Enfin, le Public Health Act de 1956, clef de voûte de l’organisation sanitaire en Nouvelle-Zélande (il contient 140 sections), est interprété au regard de l’actualité et a été amendé de façon à inclure le Covid-19 dans la liste des maladies infectieuses devant obligatoirement être déclarées au ministère de la santé. Sa section 70, qui avait déjà été remaniée, permet au directeur général de la santé, en cas d’état d’urgence sanitaire, de prendre des mesures obligatoires telles que l’isolement, la quarantaine, ou la soumission aux tests médicaux. C’est donc une disposition législative relevant de cette même section qui prévoit les obligations pesant actuellement sur les personnes pour freiner l’épidémie. Le niveau 4 de l’alerte, déclenché après l’observation des premières transmissions in situ, a imposé un confinement à compter du soir du 25 mars, pour une durée d’un mois. Les modalités en sont un peu différentes qu’en France. Les établissements scolaires sont fermés, mais également tous les commerces et entreprises non essentiels. Ainsi, seuls les « travailleurs essentiels » de la santé, de l’alimentation et de la justice sont autorisés à se déplacer pour aller au travail. Les services de livraison sont eux-mêmes extrêmement limités. En revanche, les sorties sont possibles, à condition de respecter la distanciation sociale de 2m, et les plages restent ouvertes, bien que les activités nautiques y soient interdites, et à condition d’y accéder sans véhicule (réservé aux besoins essentiels). Ces mesures ont été globalement bien respectées. Elles ont toutefois nécessité quelques précisions dans une nouvelle notice sanitaire quelques jours après la première – la pratique du surf était par exemple restée un temps dans la zone grise[vi]. Notons que ces mesures s’appliquent au territoire de la Nouvelle-Zélande y compris les îles Chatam et Stewart.
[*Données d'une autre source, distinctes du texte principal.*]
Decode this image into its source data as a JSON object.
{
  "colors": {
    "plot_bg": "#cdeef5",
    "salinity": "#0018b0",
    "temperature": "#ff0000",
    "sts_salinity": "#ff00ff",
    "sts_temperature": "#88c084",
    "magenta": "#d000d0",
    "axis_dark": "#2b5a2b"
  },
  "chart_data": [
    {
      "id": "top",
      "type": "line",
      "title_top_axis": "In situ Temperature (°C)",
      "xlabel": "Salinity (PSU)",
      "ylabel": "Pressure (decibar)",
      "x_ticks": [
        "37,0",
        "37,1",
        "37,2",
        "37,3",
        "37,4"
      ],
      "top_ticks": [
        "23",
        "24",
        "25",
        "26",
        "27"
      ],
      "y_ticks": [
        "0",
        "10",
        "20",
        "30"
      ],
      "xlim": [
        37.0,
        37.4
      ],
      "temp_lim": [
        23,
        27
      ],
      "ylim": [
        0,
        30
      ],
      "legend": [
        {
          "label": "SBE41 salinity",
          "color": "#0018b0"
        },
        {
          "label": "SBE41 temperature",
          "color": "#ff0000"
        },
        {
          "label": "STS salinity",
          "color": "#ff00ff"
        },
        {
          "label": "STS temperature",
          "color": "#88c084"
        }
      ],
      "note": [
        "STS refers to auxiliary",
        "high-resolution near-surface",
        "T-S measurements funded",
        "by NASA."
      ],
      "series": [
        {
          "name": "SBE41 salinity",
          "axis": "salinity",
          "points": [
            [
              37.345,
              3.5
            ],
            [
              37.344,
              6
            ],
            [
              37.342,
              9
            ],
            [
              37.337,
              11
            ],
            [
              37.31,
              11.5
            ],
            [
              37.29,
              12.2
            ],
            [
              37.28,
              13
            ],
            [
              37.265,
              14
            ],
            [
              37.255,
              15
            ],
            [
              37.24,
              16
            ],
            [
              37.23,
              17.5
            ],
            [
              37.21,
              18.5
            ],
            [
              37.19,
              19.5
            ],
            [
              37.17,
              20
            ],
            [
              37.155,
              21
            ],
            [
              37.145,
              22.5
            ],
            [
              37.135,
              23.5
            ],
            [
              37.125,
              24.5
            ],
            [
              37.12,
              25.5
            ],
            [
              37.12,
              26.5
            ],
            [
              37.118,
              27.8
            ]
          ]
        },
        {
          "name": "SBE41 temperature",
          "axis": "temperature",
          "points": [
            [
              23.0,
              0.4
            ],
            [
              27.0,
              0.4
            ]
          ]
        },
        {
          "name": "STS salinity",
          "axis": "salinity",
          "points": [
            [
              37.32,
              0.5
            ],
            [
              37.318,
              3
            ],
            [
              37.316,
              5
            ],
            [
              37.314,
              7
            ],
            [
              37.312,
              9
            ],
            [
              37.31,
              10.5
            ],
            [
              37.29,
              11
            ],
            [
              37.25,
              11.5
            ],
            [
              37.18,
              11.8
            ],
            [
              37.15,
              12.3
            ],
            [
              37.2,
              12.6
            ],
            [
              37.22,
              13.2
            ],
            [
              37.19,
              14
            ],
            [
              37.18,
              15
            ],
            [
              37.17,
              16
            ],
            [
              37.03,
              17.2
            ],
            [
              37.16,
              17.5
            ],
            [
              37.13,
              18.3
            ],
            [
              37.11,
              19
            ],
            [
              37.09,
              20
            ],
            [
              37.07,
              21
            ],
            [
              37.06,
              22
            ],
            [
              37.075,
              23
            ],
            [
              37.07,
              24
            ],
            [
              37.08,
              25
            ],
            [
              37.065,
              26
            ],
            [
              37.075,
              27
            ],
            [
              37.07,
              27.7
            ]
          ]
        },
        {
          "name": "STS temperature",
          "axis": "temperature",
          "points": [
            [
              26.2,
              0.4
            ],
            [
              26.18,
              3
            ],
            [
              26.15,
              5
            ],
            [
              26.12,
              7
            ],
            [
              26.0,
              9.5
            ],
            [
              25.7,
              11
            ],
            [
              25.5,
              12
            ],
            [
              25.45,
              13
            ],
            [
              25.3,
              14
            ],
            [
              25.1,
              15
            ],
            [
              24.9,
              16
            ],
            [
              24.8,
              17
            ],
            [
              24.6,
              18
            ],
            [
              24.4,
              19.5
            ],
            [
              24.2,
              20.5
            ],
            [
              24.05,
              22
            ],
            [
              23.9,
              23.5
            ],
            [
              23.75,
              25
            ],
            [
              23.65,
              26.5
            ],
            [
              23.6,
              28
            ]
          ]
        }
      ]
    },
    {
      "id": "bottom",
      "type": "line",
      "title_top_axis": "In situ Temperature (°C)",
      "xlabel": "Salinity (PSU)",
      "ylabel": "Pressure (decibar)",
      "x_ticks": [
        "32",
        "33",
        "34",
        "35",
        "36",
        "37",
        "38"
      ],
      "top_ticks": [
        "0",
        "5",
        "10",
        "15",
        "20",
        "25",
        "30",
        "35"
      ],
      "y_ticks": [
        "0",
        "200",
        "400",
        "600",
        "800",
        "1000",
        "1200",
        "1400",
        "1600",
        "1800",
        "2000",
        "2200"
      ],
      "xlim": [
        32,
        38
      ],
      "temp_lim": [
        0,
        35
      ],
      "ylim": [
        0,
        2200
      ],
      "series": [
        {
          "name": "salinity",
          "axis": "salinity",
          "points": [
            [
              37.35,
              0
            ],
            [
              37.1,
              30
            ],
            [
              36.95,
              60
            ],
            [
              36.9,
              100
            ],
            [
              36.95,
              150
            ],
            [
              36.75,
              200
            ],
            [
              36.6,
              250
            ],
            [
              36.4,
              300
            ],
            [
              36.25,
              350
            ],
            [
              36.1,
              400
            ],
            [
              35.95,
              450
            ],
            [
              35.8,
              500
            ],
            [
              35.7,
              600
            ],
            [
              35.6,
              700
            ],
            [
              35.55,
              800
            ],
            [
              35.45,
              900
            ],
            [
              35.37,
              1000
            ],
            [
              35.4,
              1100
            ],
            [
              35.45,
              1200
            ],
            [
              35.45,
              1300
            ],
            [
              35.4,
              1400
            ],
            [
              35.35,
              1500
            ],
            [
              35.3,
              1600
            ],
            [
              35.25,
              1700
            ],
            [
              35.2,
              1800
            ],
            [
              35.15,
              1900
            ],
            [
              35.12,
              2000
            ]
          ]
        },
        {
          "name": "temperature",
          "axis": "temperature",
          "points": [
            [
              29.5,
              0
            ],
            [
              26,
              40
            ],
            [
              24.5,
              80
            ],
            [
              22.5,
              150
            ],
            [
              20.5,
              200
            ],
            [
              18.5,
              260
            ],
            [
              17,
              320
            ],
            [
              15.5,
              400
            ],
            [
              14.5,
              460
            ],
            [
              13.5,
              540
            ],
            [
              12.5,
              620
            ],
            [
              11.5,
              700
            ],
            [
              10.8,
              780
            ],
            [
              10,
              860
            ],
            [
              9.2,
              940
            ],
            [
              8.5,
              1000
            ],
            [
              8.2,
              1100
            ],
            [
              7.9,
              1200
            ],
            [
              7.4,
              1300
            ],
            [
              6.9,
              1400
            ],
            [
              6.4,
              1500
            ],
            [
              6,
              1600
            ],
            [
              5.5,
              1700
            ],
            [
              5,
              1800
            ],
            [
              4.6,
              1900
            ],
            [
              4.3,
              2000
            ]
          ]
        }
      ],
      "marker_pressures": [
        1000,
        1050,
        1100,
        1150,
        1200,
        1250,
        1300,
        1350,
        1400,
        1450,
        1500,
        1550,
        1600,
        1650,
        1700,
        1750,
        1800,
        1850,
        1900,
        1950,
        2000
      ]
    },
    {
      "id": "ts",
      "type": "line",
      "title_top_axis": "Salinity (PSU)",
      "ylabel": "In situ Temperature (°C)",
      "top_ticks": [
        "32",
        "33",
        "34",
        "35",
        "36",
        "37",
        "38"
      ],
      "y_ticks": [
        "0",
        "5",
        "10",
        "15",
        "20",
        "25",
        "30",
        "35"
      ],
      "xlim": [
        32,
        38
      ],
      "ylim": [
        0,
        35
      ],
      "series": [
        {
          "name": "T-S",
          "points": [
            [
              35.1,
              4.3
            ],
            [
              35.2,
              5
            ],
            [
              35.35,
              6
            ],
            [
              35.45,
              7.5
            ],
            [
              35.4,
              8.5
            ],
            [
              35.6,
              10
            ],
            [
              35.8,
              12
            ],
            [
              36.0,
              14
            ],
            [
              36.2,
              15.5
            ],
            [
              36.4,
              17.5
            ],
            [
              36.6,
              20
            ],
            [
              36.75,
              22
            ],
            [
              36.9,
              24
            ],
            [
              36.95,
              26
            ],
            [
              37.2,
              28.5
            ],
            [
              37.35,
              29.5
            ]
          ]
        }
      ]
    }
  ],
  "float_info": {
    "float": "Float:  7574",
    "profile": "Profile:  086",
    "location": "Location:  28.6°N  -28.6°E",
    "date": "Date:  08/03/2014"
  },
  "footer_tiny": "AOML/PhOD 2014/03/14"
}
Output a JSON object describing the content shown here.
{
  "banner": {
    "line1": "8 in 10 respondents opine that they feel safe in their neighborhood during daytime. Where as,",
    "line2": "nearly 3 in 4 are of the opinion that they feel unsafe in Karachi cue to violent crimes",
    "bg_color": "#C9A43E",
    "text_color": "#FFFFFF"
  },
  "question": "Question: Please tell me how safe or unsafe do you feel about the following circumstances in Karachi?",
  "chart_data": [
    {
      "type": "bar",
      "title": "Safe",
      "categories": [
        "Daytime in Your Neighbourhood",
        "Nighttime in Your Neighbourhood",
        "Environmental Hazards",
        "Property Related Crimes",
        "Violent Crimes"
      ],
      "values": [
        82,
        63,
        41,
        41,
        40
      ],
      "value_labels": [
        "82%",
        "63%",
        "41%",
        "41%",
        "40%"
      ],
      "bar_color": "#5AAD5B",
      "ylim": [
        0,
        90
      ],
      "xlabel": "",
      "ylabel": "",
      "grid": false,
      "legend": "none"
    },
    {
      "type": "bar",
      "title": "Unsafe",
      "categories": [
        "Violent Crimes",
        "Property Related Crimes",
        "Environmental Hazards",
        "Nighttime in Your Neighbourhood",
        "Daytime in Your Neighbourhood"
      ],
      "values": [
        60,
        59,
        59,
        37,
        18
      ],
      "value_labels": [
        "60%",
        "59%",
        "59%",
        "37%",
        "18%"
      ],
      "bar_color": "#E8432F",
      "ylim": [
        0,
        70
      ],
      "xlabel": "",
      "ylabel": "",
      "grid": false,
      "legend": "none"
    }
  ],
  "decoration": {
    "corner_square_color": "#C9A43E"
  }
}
Des modalités particulières d’entrée sur le sol s’appliquent pour les ressortissants néo-zélandais des territoires avec un statut spécial, à savoir Tokelau, Niue, et les îles Cook (respectivement territoire dépendant de la Nouvelle-Zélande pour le premier, et Etats en libre association avec la Nouvelle-Zélande pour les deux autres).

 

 

2. La répartition des compétences et le maillage institutionnel

Bien que le droit néo-zélandais confie logiquement la réponse urgente à l’organe exécutif, il laisse une place à son parlement monocaméral (dont les 120 membres sont élus tous les 3 ans). La chambre des représentants doit être informée de la déclaration, des éventuels renouvellements et des modalités de l’état d’urgence. Elle exerce également son droit au débat[vii]. En l’espèce, les députés ont siégé le 25 mars, et la session parlementaire a été ajournée jusqu’au 28 avril en raison de la situation sanitaire. Pour assurer la continuité du contrôle pendant ce temps, et venir en appui au gouvernement, a été créé le jour de l’annonce de l’état d’urgence un comité de réponse épidémique, constitué de 11 membres, avec une représentation des différents groupes politiques, et la possibilité d’inviter des experts. Le comité, présidé par le chef de l’opposition, examine l’action du gouvernement, au travers notamment de questions écrites et orales aux ministres. Toutes les réunions tenues via internet sont enregistrées et disponibles sur la page qui leur est consacrée[viii]. Comme dans la plupart des monarchies du Commonwealth, la faculté de créer une commission royale d’enquête (ici, Inquiries Act 2013) sera très probablement activée par le Gouverneur général (représentant la couronne britannique) et impliquera la remise d’un rapport détaillé au Parlement.

 

A la différence de nombreux Etats, la question des libertés paraît assez absente du débat public pendant la période de confinement. L’acceptabilité des décisions prises s’explique en grande partie par la popularité du gouvernement en place, et particulièrement par la légitimité d’une première ministre ayant déjà dû réagir à plusieurs situations inédites et graves, qu’il s’agisse des attentats de Christchurch l’année dernière, ou plus récemment de l’éruption meurtrière du volcan de White Island (Bay of Plenty). Notons que son apparition presque quotidienne dans les médias se fait en salle de presse, avec toujours un temps pour les questions des journalistes. Les textes législatifs ci-dessus évoqués prévoient précisément les rôles respectivement confiés à la première ministre, au ministère de la défense civile, au ministère de la santé, ainsi qu’à l’agence nationale de gestion de l’urgence (National Emergency Management Agency/NEMA), un département autonome créé en septembre 2019 et doublement hébergé par le département du premier ministre et par le cabinet.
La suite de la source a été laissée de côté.